Why should I have to pay for their lack of responsibility?
Because "Herd Immunity," that's why. As those "irresponsible schmucks" begin to die, they don't just switch off like a lightbulb. As their bodies' defenses begin to fail, various infectious diseases of one kind or another set up shop in their bodies and begin cranking out one communicable illness after another. Don't think of that guy with the failing liver as just some alkie getting what he deserves. Think of him instead as the walking tuberculosis distributor who breathes the same air you do. As much as you might want to think of yourself as some rugged individualist, the awful fact is that you are part of a big old herd of people, and the health of the herd eventually becomes your health. See "Masque of the Red Death" for an illustration or look up "Mary Mallon" for an example of what your the hotel maid or the fast food cook you never even meet can do to you.
Of course, that's the ROI, self-interested, purely selfish argument I'm frankly sick of making. Let's pretend your health really was firewalled from everyone else. Let's suppose we're talking about some old drunk dying of richly deserved delerium tremens. Why should we give him anything?
We treat him not because he deserves it. We treat him because we're human beings. We treat him because we are a civilized people who do not simply stand by and watch while our fellow human beings die screaming. We treat him because there's NO religious or philosophical school of thought apart from monsters like Rand and Nietzsche that condones not treating him. You can't refuse to treat him and continue to call yourself a Christian, a Muslim, a Mormon, a Buddhist, or a Jew.

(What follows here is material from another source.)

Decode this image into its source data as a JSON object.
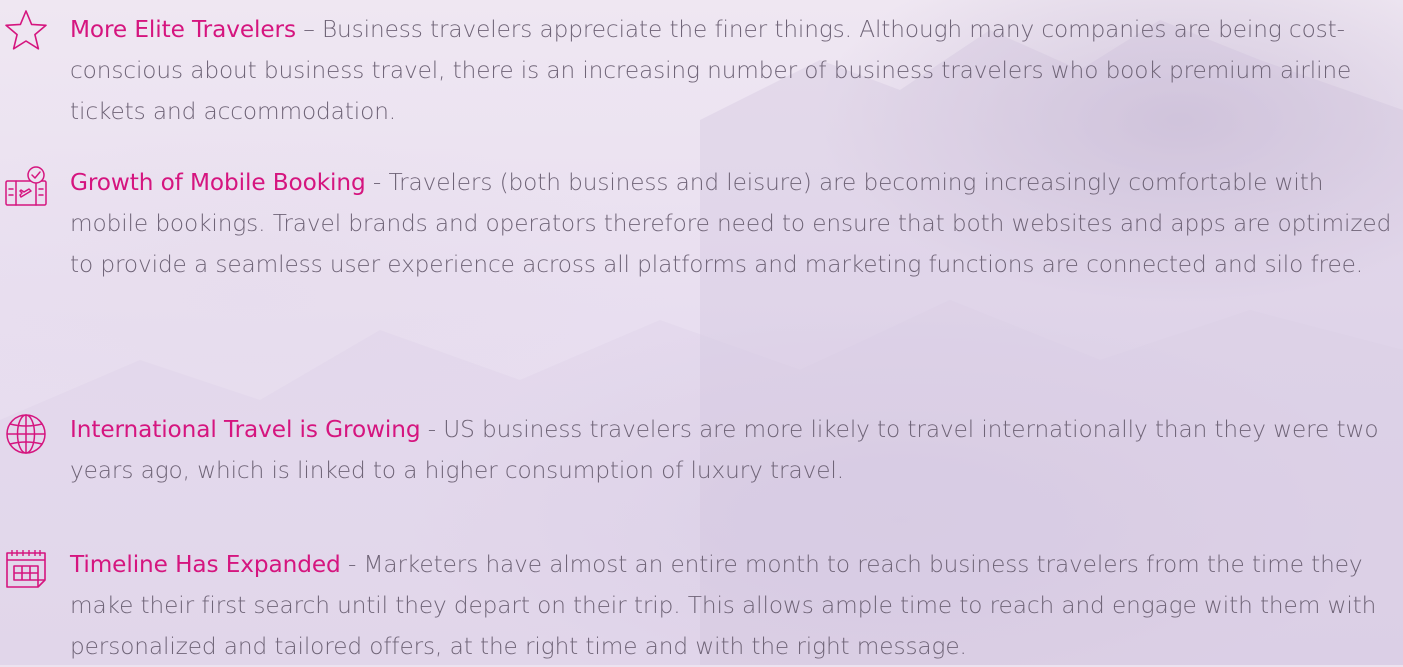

Oh God, I can already hear you whine, "But that's the role of private charity..." Apart from Tesla Museums, private charity is not how we get things done in this country. This is why we don't close down the VA in favor of the Red Cross. This is why our mail doesn't get delivered by a coalition of marathon runners. When We the People choose to act, we do so under the organizing principles of government.
Why should we have to pay for this? Well, mainly because you have a choice between putting patients in hospitals or walking over the highly infectious dying in the street. Because we as a society pay less by writing a few scrips than we do by trying to employ enough cops, prisons and CDC resources to handle the chaos caused by the desperate and dying.
But mainly because if you've ever actually seen another human being suffer and die -- and I don't mean Grandma passing in her sleep -- then you'd never even ask the question.